The NASPP Blog

February 1, 2017

Clawbacks, Discretion, and Grant Dates

It is common for boards and compensation committees to have discretion over clawback provisions, either over determining whether the clawback provision has been triggered or, once triggered, whether it should be enforced.  While this discretionary authority is useful from a design and implementation standpoint, it can sometimes be problematic from an accounting perspective.

Background

Under ASC 718, expense associated with an equity award is determined on the grant date, which cannot occur before an employee and employer reach a mutual understanding of the key terms and conditions of the award. Where a key term is subject to discretion, a mutual understanding of the key terms and conditions of the award may not exist until the point at which this discretion can no longer be exercised.

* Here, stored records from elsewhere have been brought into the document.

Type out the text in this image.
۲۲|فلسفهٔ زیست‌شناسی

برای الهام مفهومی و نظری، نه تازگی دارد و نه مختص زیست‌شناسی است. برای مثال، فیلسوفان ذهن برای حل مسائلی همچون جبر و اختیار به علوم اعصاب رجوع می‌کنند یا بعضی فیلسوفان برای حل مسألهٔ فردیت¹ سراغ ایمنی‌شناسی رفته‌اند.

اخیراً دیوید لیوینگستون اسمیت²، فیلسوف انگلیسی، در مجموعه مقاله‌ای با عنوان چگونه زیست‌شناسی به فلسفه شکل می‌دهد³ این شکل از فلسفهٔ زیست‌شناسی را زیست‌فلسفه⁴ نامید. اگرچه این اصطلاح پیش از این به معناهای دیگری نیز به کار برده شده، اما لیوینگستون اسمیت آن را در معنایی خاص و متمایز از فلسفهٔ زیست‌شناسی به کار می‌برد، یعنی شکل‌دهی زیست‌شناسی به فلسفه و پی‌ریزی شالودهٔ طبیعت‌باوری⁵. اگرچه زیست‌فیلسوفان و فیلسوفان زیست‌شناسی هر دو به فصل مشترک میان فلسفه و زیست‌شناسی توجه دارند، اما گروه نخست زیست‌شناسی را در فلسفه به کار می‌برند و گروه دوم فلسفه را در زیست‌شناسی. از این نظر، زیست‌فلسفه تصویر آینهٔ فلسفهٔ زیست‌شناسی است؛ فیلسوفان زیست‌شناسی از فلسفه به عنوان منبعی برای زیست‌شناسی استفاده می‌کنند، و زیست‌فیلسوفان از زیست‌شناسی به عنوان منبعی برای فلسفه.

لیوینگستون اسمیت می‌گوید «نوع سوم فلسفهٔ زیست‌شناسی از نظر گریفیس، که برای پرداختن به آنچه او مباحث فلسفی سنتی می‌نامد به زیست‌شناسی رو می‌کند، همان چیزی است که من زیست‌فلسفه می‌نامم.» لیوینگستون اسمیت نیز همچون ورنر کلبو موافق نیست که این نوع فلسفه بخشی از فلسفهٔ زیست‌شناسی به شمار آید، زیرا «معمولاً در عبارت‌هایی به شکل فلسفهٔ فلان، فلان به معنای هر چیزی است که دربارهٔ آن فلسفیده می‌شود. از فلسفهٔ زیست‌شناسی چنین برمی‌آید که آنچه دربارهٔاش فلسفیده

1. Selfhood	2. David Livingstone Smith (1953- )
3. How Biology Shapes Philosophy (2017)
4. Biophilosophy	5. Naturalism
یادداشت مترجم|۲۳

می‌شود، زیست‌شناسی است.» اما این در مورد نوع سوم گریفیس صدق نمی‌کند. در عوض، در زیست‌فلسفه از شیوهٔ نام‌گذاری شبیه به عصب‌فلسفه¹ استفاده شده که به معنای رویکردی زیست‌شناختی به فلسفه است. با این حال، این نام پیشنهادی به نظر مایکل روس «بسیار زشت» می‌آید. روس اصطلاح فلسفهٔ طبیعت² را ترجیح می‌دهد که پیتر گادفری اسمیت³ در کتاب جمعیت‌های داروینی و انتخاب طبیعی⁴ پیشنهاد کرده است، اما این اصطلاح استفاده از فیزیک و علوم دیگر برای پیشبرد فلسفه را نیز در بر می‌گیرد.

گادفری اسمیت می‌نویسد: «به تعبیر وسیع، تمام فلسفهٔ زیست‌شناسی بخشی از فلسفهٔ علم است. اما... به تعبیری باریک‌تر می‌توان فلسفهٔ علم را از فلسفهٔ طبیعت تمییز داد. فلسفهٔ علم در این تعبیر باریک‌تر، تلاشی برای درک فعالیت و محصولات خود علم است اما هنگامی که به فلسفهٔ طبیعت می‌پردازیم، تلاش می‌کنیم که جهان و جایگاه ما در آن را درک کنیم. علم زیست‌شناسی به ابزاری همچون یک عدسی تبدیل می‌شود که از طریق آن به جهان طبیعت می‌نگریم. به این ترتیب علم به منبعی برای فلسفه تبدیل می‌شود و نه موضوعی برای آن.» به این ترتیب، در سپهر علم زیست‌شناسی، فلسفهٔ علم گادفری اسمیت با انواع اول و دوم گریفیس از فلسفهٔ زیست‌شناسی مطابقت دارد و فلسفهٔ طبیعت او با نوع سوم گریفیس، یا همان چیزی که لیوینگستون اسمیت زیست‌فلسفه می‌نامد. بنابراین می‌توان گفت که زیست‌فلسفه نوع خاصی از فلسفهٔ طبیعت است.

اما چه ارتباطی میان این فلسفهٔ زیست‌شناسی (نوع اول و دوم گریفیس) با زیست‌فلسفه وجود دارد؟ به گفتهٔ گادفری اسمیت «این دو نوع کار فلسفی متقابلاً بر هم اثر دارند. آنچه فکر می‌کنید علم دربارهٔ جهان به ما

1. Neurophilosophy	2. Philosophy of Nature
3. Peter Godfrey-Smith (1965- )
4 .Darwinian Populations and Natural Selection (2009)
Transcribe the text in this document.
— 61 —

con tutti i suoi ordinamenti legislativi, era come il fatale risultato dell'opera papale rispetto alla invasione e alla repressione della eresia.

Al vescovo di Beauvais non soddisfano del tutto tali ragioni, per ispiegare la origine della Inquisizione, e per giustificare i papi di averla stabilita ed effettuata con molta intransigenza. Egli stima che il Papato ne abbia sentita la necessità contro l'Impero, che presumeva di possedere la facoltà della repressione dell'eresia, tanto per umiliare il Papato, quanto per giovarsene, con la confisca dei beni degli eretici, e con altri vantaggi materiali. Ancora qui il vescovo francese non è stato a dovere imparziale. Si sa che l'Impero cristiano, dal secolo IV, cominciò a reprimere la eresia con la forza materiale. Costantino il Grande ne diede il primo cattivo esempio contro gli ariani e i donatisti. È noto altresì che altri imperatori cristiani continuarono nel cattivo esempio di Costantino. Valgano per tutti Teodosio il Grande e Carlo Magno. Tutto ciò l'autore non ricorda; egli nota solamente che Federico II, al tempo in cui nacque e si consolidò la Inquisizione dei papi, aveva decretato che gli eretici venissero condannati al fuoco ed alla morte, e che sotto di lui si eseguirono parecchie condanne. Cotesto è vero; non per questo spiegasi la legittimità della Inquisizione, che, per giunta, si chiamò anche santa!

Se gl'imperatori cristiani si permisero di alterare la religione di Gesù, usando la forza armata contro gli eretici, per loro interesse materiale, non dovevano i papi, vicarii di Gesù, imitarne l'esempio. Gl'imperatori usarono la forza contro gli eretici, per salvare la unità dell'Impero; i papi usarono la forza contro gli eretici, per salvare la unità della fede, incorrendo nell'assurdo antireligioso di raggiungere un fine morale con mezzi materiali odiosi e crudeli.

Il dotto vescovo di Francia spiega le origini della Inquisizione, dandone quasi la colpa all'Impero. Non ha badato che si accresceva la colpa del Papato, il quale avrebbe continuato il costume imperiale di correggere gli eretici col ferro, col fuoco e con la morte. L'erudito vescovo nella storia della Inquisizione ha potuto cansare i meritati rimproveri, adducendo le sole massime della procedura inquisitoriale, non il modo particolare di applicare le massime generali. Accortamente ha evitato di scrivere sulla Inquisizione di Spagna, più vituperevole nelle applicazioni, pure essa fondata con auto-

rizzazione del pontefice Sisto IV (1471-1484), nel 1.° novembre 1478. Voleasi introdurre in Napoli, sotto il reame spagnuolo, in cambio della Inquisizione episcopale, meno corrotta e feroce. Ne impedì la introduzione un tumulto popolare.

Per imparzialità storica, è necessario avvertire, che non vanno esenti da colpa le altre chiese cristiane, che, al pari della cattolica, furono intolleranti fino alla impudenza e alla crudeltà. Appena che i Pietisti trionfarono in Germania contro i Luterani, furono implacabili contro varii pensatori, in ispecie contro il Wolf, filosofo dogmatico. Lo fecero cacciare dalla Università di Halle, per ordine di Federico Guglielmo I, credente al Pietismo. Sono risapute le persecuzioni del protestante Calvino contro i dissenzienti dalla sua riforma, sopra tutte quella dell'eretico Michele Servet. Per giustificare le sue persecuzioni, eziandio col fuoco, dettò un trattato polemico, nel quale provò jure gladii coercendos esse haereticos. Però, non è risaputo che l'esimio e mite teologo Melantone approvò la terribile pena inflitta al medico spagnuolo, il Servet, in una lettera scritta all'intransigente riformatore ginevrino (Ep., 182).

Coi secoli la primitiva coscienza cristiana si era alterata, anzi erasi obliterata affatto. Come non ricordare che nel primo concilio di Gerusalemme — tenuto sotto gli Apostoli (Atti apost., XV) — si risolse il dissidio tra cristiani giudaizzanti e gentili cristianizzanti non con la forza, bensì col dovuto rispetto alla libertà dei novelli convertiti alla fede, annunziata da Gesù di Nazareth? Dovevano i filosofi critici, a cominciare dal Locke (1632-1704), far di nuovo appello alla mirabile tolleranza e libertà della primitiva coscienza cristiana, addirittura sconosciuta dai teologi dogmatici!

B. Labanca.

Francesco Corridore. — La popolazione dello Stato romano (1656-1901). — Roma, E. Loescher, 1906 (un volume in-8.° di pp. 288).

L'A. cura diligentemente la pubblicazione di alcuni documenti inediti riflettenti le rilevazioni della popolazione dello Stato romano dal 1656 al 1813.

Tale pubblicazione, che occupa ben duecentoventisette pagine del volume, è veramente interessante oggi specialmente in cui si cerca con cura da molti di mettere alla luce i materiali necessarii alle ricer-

In the case of clawback provisions, if the circumstances under which the board/compensation committee might exercise their discretion are not clear, this could lead to the conclusion that the service or performance necessary to earn the award is not fully defined.  This, in turn, prohibits a mutual understanding of the terms and conditions of the award and delays the grant date. This delay would most likely result in liability treatment of the award.

Recent Comments from SEC Accounting Fellow

Sean May, a professional accounting fellow in the SEC’s Office of the Chief Accountant, discussed this concern in a speech at the 2016 AICPA Conference on Current SEC and PCAOB Developments, held in Washington, DC. May distinguished objectively applied clawback policies from policies that “may allow those with the authority over compensation arrangements to apply discretion.” In addition, he made the following comments:

If an award includes a key term or condition that is subject to discretion, which may include some types of clawback provisions, then a registrant should carefully consider whether a mutual understanding has been reached and a grant date has been established. When making that determination, a registrant should also assess the past practices exercised by those with authority over compensation arrangements and how those practices may have evolved over time. To that end, registrants should consider whether they have the appropriate internal control over financial reporting to monitor those practices in order to support the judgment needed to determine whether a grant date has been established.

Clawbacks and Discretion are Common

68% of respondents to the NASPP’s 2016 Domestic Stock Plan Design Survey (co-sponsored by Deloitte Consulting) indicate that their equity awards are subject to clawback provisions.  83% of those respondents, indicate that the board or compensation committee has some level of discretion over enforcement of the provisions.

If you are among those 83%, it might be a good idea to review the comments May made at the AICPA conference with your accounting advisers to make sure your equity awards receive the accounting treatment you expect.